The System Average Interruption Duration Index (SAIDI) is a reliability metric used in the electric sector. It’s a measure of the average annual outage time for a customer. It can be measured by company, state, or country. The US data is available here. (btw, the US compares poorly to most of the other developed countries in SAIDI).
The SAIDI number typically presented is SAIDI Without Major Event Days. A Major Event Day is a threshold calculation based on past data and simply stated is a day where a large percentage of customers were without power for a long duration.
It seems like cheating to remove Major Event Days outages from a reliability metric. One of the main reasons it’s done is no one can control the weather, see related Port of Nagoya article last week, and most Major Event Days are a result of a weather event. It can be argued that the performance of a utility in a bad weather year cannot be expected to be the same as a normal or good weather year.
Source: U.S. Energy Information Administration, Form EIA-861
In the chart above you see a 180-minute (3 hour) difference in average outage time for a customer in 2019 and 2021. With major events removed the difference is less than 4 minutes.
The self-referential definition of a major event seems to be cheating. Your SAIDI will never have a major increase unless you have a much larger number of smaller outages. Maybe the large scale outages are self-evident and are analyzed differently. Still I think there is something the OT security community can learn from this.
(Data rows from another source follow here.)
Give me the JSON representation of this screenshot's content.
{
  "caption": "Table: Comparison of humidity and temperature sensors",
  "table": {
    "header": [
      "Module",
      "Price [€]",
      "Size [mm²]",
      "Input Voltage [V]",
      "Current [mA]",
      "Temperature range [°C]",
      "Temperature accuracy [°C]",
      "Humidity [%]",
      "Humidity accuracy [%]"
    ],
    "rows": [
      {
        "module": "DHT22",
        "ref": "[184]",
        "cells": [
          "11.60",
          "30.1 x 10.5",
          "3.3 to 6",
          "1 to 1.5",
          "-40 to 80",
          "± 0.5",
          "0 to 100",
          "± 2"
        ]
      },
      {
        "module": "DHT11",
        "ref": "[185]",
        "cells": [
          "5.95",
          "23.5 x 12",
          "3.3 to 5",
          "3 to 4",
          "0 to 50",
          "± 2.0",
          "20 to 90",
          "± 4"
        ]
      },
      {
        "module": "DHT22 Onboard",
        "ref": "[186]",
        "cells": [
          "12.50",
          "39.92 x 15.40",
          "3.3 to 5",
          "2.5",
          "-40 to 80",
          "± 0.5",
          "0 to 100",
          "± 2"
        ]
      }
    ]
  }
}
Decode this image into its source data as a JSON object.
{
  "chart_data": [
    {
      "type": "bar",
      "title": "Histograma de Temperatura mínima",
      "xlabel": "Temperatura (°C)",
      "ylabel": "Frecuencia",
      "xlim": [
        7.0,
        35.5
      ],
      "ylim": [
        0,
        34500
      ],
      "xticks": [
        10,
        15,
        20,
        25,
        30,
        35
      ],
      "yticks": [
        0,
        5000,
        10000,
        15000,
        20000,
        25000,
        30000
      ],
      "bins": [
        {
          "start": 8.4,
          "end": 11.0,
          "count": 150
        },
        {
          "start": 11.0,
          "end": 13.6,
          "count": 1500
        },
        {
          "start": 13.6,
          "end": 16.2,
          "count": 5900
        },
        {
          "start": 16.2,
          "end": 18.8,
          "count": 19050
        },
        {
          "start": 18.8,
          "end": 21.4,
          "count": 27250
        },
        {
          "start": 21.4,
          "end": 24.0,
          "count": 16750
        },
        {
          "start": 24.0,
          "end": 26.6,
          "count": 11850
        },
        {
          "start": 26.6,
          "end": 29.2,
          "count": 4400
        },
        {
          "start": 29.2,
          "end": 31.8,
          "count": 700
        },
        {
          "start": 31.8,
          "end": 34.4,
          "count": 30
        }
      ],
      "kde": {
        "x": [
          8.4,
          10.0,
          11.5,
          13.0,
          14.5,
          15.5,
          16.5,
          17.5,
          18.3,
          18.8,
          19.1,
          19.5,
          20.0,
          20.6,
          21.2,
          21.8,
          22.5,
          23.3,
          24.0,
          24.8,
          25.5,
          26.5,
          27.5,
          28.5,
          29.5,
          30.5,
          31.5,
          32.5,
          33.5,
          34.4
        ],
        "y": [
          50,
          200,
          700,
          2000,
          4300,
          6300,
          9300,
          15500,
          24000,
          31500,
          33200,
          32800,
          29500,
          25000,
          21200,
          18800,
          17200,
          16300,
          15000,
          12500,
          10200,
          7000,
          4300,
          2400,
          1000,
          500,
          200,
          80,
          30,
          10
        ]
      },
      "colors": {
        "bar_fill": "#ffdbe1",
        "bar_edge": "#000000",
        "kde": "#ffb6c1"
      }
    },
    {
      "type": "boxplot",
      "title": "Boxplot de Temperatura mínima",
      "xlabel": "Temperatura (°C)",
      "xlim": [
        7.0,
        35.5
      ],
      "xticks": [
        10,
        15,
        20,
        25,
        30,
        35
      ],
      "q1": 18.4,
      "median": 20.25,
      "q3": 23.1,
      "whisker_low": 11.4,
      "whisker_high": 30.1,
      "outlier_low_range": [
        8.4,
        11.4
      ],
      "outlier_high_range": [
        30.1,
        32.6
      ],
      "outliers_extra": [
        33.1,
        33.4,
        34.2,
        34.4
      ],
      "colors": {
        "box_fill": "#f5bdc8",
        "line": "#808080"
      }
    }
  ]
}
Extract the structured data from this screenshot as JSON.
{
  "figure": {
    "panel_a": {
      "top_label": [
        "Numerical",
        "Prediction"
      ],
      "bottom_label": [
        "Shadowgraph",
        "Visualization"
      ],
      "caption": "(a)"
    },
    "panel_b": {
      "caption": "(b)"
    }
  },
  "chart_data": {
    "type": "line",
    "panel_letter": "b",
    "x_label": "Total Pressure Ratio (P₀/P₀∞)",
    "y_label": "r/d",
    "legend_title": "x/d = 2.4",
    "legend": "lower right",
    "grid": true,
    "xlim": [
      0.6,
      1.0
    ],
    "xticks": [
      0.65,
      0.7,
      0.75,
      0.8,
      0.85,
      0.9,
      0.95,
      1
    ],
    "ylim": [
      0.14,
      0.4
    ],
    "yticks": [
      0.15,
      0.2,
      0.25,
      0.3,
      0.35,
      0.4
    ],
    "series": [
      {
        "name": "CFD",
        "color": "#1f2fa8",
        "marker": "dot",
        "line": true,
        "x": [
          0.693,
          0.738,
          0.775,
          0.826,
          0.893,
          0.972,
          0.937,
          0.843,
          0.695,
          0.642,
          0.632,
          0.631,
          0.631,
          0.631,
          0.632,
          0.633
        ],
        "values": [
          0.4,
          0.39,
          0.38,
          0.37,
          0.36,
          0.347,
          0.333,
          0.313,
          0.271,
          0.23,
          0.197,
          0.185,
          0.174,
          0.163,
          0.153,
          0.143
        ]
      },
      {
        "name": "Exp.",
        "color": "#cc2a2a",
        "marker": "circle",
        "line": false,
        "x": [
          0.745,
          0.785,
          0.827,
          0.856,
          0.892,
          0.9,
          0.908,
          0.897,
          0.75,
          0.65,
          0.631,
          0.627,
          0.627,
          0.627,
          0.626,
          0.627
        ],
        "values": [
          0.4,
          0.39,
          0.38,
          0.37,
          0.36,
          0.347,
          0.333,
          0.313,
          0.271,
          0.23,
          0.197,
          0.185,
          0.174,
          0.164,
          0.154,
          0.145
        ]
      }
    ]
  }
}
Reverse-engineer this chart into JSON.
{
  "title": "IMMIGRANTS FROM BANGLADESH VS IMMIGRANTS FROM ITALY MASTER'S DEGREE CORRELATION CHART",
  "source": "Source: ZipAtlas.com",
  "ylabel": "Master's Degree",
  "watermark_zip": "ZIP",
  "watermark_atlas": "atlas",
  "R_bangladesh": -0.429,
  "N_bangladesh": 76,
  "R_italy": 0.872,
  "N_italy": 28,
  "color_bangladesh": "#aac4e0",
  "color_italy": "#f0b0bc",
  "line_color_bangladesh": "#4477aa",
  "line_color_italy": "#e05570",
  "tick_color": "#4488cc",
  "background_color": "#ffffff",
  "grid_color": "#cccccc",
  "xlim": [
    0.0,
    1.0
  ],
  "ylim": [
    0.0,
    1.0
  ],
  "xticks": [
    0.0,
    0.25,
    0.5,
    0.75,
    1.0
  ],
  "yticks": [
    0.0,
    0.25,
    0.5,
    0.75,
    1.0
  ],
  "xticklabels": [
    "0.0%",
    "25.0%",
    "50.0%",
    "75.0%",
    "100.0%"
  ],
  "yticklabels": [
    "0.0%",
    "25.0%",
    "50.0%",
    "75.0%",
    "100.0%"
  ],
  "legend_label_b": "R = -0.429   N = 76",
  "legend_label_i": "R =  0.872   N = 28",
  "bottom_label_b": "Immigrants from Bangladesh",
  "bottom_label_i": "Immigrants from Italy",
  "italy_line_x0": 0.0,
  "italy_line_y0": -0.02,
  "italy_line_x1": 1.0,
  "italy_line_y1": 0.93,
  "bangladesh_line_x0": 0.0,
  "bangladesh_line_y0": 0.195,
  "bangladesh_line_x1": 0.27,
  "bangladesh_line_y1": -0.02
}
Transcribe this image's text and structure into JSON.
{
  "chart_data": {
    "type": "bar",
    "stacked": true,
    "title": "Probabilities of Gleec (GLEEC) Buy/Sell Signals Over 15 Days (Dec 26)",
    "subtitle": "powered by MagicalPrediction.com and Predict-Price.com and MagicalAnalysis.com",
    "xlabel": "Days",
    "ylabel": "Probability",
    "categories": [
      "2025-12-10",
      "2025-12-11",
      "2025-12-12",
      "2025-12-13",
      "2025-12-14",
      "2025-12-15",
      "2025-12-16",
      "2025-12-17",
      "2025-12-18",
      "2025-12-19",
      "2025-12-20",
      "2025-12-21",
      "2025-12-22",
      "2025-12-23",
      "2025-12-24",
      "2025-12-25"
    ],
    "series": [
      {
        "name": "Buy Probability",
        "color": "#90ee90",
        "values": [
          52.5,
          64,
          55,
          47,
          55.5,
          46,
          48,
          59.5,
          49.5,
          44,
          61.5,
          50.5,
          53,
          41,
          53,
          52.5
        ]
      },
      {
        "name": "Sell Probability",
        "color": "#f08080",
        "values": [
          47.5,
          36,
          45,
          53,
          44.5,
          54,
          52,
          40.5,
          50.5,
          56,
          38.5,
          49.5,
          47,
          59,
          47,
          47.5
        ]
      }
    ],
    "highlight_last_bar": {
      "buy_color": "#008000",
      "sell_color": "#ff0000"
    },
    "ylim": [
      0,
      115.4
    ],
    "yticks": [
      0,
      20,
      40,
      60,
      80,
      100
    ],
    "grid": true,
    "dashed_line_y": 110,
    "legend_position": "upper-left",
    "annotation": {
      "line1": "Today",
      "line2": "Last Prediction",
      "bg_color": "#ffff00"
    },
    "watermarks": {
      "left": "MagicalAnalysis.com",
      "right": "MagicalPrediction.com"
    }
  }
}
Perhaps we should be separating metrics, when we have them, based on the realistic ability of a defender to stop the attack, or the unique nature of the attack, or something else. Despite the common “sophisticated attacker” refrain, most attacks that have had an impact on OT operations are simple, well known attacks.
The recent Waterfall / ICSSTRIVE report said that 42 of the 57 publicly disclosed incidents in 2022 that had an impact on OT physical operations were criminal ransomware, mostly only infecting IT systems. These should be foreseen, and at a minimum had the consequence reduced via an incident response playbook for a common scenario. These attacks and the consequences of them should be in any OT cyber risk metric.
Stuxnet is the most prominent example on the other side. Can an asset owner be expected to do well against a highly resourced, long timeframe attack from the US, Israel and likely some other participants? I would say no.
The Triton incident in Saudi Arabia is a tougher call. Some of the basic security deficiencies that allowed the attacker in would argue against excluding this from metrics. The advanced nature of the attack on the SIS PLC argue for excluding it, especially if you believe the attacker would have found a more creative way to gain access if the easy way was unavailable.
Companies affected by the Solarwinds incident, although not affecting OT, would be warranted in excluding it from metrics in my judgment.
What cyber incidents affecting OT should be excluded from metrics? I don’t have the answer, and I’m pondering the question.